When art versus craft comes up casually as it did in my studio a few years ago, it seems to be code for “your work isn’t good enough to be considered.” To which I ask – considered by who? Perhaps my work will never hang in a gallery, but that’s true of many people who engage in classical art such as painting or sculpture. Perhaps my work has an end-use, but that doesn’t mean it doesn’t start with open inquiry or from a place of emotional resonance.
Even so, I prefer the term craftsperson because it is less loaded, less snobbish and exclusively held. It denotes exactly what I value: the honing of one’s tools and skills against the resources of the world around us. An artist does this as well, of course – and again, we collapse the separation between the two. It’s not really something I’m caught up in these days though, mostly because I’m so content in the work I’ve set out for myself lately that there is no time or energy for fretting about what people say or think outside of my studio.
These posts may be of limited interest to some who read this blog, but since I use this space to document my own process, I will be posting “Summer Textile School” updates for the next couple of months.

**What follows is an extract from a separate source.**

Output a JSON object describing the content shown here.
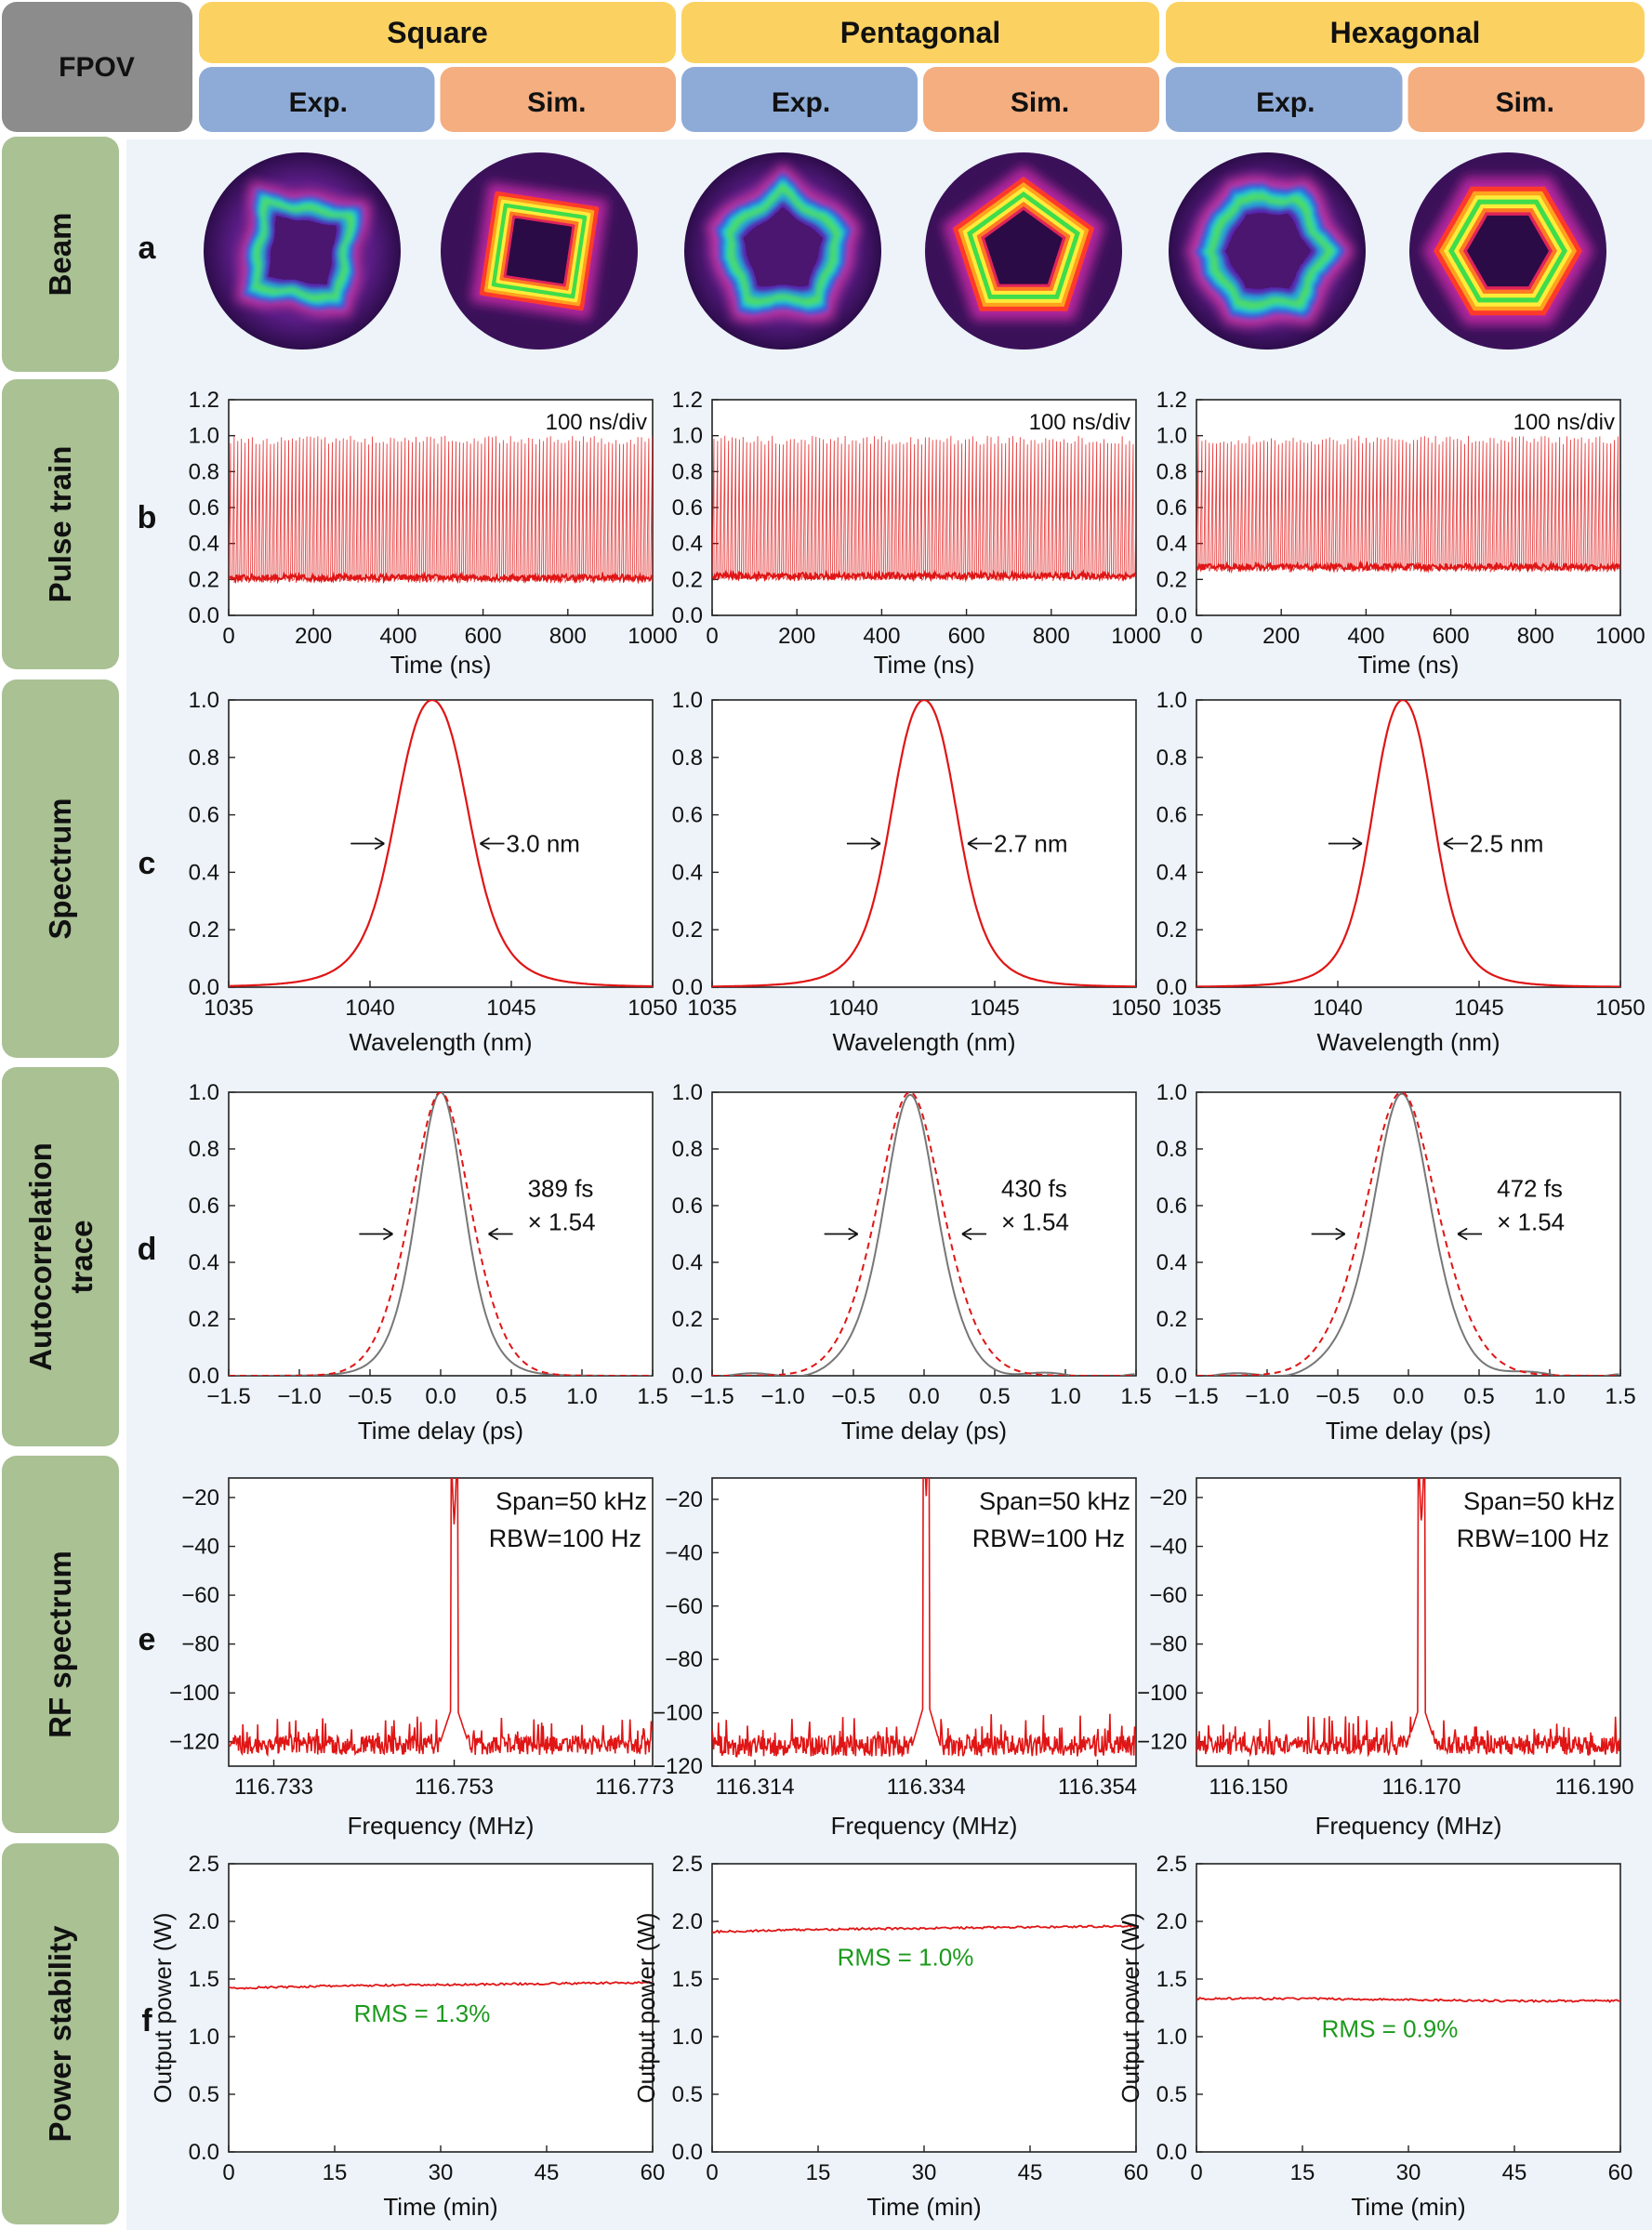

To recap: I am spending the next 12-15 weeks with an intensive textile focus using study materials from The School of Sweet Georgia for Natural Dyeing and Jane Stafford’s School of Weaving for Colour and Design experimentation. In July and August I have taken additional days off work (mostly every Monday, with some others thrown in here and there) to spend focused time in the textile studio.
Each week I will find some time to post my activities here, with photos of what I’m working on. This is as much a record for me as anything.